Ofcom has rejected a complaint made by former Cabinet Minister Peter Lilley, over an edition of Dispatches entitled ‘Politicians for Hire: Cashing in on Brexit’. The programme, broadcast in January included secret footage of three politicians including Mr Lilley as they met with representatives of a fictitious Chinese company to discuss taking a role on its board. Mr Lilley complained that the secret filming and broadcast were unwarranted, that the programme portrayed him unfairly, and that he had not been given an appropriate and timely opportunity to respond to the allegations.
At the point at which the footage was filmed, Mr Lilley had stepped down from the House of Commons and had not yet been made a Lord. However, he told the undercover reporters that he anticipated being made a Lord. He outlined his current involvement with politicians with responsibility for Brexit-related matters.

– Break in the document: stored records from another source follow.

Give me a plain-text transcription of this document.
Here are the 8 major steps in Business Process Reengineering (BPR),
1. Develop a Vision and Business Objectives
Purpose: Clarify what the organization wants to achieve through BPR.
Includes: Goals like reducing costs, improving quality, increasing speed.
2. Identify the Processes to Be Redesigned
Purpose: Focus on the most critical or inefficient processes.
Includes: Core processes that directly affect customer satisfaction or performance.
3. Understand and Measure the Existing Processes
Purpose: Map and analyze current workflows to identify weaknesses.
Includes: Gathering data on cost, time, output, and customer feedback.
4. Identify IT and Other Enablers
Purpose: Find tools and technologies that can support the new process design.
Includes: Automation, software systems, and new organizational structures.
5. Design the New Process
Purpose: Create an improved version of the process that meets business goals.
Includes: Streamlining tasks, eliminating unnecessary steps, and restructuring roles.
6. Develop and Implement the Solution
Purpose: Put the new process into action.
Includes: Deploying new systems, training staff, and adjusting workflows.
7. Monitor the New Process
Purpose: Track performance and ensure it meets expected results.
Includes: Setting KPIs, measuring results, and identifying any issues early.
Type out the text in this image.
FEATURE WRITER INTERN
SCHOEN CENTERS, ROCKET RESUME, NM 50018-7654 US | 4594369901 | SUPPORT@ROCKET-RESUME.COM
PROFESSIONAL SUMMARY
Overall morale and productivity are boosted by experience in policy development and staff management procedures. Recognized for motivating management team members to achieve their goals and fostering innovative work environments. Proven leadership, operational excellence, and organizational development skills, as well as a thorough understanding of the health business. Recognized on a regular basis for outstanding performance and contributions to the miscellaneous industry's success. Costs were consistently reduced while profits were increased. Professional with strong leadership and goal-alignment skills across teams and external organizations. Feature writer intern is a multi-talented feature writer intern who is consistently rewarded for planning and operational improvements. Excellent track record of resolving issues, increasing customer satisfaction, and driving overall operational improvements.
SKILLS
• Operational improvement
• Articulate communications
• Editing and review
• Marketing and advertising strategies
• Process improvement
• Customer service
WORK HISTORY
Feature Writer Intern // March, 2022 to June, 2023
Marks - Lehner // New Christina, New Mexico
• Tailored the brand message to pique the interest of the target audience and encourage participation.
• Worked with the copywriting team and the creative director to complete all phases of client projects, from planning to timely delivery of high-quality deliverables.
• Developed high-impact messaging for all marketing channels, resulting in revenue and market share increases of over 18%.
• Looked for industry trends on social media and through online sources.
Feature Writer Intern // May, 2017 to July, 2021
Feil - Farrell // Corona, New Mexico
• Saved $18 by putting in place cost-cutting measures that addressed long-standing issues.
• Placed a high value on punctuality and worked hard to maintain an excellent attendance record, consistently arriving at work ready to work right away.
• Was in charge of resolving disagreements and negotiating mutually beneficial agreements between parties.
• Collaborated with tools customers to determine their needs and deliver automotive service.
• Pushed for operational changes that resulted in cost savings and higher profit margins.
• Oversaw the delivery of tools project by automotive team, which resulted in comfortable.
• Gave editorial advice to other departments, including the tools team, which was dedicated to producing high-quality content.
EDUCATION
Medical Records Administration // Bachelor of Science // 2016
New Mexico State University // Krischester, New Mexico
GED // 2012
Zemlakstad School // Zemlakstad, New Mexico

The programme made it clear that no Parliamentary rules had been broken but questioned whether the behaviour nonetheless fell short of what the public would expect.
The secret footage made it clear that Mr Lilley had said that he could not pass on secret information, The programme also included Mr Lilley’s response, which included the statement that he had not ‘undertaken any venture which would involve me breaking the codes of conduct reference, nor the Nolan principles…’ The Nolan principles are the ethical standards expected of public office holders. Mr Lilley had claimed that the simple fact of secret filming implied some sort of wrongdoing on his part: ‘by resorting to subterfuge, they imply there is a scandal where none exists.’ Ofcom rejected this analysis. Ofcom considered there was significant public interest in exploring interactions between politicians and commercial companies, and questioning whether it was appropriate for them to exploit their positions and connections for financial reward. It also took the view that there was sufficient prima facie evidence of a public interest story, and that Channel 4 had reasonable grounds to suspect that surreptitious filming would produce further evidence. Ofcom considered it unlikely Channel 4 could have captured footage or Mr Lilley speaking candidly without using secret filming. Overall the surreptitious filming was warranted.
Showing the footage enabled the audience to come to their own conclusions as to whether a politician behaving as Mr Lilley did was appropriate, and whether the current rules and codes of conduct are appropriate. Given this, Ofcom considered that the public interest in broadcasting outweighed the potential negative effect on Mr Lilley.
Ofcom also found that the programme was not unfair to Mr Lilley. It did not state that he had breached any rules or code of conduct, it questioned whether he had done anything wrong, and showing the footage would allow viewers to make up their own minds.
Mr Lilley also complained that Channel 4 had refused to provide him with the transcript before broadcast, and that he had not had sufficient opportunity to respond. Ofcom confirmed that there was no such requirement in the Code, and that Channel 4 had set out the key allegations and extracts from secret filming in correspondence with Mr Lilley and given him ample time and opportunity to respond.
Channel 4 set out its reasoning for undertaking secret filming in the programme. In doing so it referred to its own thorough internal procedures for considering and authorising this mode of filming.
UK Broadcasters require any proposal to secretly film to be submitted in writing and approved in advance. Once the footage is obtained programme makers will then need to be able to justify the public interest reasons for broadcasting it. For programme makers this can sometimes feel like a long-winded process but for the broadcaster it ensures there has been careful analysis that can later be relied upon in the event of an Ofcom complaint.